Further, on February 9, 2016, the firm wrote to Mehta reiterating the claim that the UD had processed the additional FSI proposal, but adding that it was likely to take some time. Arguing that the hotel had been ready for use for over two years and that the recurring expenditures were mounting, the firm had requested the commissioner to issue part occupation certificate (OC) for the first eight floors, while keeping approvals for the upper floors in abeyance. “We are ready to give a registered undertaking that we will demolish the upper floors if the further additional FSI is not sanctioned by the government,” stated the firm’s letter.

But sources confirmed that the additional FSI proposal was grounded after it was found that the plot’s area (1799.33 sq mtr) is much below stipulated 2500 square meter. While processing the approval for regularisation of the construction carried out within the permissible floor area on June 6, Mehta had categorically ordered that regularisation for construction out of this limit would be taken up only after the Urban Development Department conveyed its consent to it.

“If permission was not received within six months, further action under law will be initiated,” he had observed. The UD department’s latest proposal has withdrawn the minimum plot area condition, which would pave the way for regularisation of the hotel’s construction.

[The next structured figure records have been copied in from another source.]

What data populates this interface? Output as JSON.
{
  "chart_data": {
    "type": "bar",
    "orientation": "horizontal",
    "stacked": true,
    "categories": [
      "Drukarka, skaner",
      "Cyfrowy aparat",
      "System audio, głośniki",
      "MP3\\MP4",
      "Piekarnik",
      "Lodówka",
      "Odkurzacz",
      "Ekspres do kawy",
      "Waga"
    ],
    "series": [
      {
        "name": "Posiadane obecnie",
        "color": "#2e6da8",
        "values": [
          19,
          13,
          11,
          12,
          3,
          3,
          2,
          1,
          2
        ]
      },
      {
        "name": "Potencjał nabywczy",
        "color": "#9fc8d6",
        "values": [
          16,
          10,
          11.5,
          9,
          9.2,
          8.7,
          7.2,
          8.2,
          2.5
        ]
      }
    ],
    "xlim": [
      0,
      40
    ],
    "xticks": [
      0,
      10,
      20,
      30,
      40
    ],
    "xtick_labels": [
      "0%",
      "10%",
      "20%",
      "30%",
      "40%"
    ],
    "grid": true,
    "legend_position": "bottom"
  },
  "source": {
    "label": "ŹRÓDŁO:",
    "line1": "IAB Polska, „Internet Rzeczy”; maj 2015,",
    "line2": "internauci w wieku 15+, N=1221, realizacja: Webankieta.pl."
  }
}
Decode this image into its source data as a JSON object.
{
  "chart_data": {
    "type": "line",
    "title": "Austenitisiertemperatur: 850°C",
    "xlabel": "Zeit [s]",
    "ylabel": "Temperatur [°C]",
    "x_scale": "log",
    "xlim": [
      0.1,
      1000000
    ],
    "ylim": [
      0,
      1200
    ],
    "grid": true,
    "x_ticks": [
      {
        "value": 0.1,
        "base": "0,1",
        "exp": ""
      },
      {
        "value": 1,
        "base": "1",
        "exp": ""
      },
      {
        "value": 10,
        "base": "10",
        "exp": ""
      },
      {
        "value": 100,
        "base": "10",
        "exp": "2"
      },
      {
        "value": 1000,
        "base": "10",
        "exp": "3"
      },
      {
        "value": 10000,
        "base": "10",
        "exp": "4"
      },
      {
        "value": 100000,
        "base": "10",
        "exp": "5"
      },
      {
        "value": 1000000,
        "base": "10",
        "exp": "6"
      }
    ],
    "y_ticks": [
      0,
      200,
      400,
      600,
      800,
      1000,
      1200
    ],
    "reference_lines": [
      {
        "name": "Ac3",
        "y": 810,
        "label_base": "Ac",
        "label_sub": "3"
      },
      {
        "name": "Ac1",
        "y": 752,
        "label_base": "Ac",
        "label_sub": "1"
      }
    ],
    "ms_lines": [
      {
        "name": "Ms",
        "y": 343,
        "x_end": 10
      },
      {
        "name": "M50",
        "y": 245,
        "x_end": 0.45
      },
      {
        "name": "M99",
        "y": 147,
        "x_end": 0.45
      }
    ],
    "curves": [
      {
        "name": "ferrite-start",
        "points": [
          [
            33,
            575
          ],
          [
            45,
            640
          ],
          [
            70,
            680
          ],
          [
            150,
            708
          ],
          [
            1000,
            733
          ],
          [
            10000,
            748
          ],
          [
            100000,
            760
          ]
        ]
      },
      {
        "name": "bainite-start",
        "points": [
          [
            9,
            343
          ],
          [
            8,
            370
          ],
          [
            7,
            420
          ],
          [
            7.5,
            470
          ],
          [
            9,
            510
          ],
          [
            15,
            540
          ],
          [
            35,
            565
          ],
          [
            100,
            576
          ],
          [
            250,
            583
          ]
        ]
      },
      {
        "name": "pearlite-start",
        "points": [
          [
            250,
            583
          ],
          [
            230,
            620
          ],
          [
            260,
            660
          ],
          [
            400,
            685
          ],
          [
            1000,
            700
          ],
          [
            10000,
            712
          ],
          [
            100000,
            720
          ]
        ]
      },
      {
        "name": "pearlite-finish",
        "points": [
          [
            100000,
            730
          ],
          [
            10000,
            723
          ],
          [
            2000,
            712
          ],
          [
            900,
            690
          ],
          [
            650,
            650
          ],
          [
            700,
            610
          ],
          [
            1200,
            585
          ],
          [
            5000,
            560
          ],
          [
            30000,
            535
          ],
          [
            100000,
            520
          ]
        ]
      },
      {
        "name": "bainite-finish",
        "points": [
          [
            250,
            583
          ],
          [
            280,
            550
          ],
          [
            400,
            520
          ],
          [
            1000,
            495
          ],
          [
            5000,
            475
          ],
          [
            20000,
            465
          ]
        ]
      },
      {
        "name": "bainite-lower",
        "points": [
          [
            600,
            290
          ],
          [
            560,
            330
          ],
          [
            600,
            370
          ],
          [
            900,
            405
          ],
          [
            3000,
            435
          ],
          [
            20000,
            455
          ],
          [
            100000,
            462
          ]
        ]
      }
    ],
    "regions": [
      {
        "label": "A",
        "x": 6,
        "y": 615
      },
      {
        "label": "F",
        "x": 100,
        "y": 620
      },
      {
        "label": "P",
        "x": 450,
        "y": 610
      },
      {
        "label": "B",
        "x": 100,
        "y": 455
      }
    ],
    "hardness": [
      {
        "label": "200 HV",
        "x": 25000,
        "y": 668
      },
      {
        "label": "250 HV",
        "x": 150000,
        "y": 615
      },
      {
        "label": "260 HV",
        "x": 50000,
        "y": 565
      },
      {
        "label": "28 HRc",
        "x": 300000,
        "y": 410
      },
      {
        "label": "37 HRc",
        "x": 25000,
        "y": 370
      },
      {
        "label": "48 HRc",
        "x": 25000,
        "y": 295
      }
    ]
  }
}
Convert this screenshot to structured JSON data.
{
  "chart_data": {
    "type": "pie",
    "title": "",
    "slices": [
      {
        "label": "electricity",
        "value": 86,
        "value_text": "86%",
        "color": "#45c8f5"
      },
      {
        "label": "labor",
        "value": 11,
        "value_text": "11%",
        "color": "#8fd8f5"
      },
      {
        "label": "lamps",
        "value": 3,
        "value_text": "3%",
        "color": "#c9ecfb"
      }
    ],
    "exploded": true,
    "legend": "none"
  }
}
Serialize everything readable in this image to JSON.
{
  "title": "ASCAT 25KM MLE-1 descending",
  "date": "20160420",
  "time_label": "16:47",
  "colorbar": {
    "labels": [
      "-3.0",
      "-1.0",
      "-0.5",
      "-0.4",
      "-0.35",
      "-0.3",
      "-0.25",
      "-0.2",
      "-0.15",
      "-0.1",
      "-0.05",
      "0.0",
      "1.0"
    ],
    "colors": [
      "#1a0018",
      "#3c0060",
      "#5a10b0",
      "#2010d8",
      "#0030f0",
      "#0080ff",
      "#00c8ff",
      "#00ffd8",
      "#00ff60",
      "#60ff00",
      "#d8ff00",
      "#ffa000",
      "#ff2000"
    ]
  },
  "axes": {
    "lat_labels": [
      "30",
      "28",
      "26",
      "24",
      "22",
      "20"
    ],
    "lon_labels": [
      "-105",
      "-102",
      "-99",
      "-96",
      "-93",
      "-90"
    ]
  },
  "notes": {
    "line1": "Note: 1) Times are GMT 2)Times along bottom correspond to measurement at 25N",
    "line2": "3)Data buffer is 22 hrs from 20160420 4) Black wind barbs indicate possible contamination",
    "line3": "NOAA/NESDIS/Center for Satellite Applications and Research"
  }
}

Madhukar Shetty, Chairman, Genesis Resorts Private Limited, when contacted, confirmed that his firm had been seeking relaxation and would benefit from it. “The hotel is ready for use for over two years. But since the occupation has not been granted by BMC, there is no revenue generation. On the other hand, the recurring expenditure on house keeping and maintenance of central air conditioning has to be undertaken to keep amenities and interiors in proper condition. We have to also pay off loan installments to bankers who financed the project,” he said.

“The building plans were first approved in 2008. Since then, there has been a significant advancement of technologies in the utility sector. We have incorporated services such as an evacuation room, an ioniser, a server room, a chiller and a boiler plant as per international standards for hotel building, and this had led to certain changes to the buildable area. It is not as if we have built additional guest rooms or would be making additional revenue from these areas. How can the hotel industry and tourism flourish if we are penalised for providing such services,” Shetty said.

“We’ve already said that we would be willing to demolish the upper floors if the authorities think we were in the wrong. But they must at least allow us to start services on the lower floors,” he said.

Ironically, the civic body has also questioned concessions in open space requirements granted in 2010 to the hotel project as non-admissible. Documents show that the concessions had been approved by the then civic commissioner. Incidentally, documents reveal that on January 25, 2016, BJP MLA from Vile Parle Parag Alavani had written a letter to the CM, demanding that the minimum plot area condition be waived. Confirming this, Alavani, when contacted, however, said, “A waiver of the plot size criteria has been a longstanding demand of hotel owners. Some of them discussed this with me during a tourism mart organised in my constituency, following which I decided to write to the government in this regard. Since I feel that the demand is justified, I’ve been following it up with the government,” he said.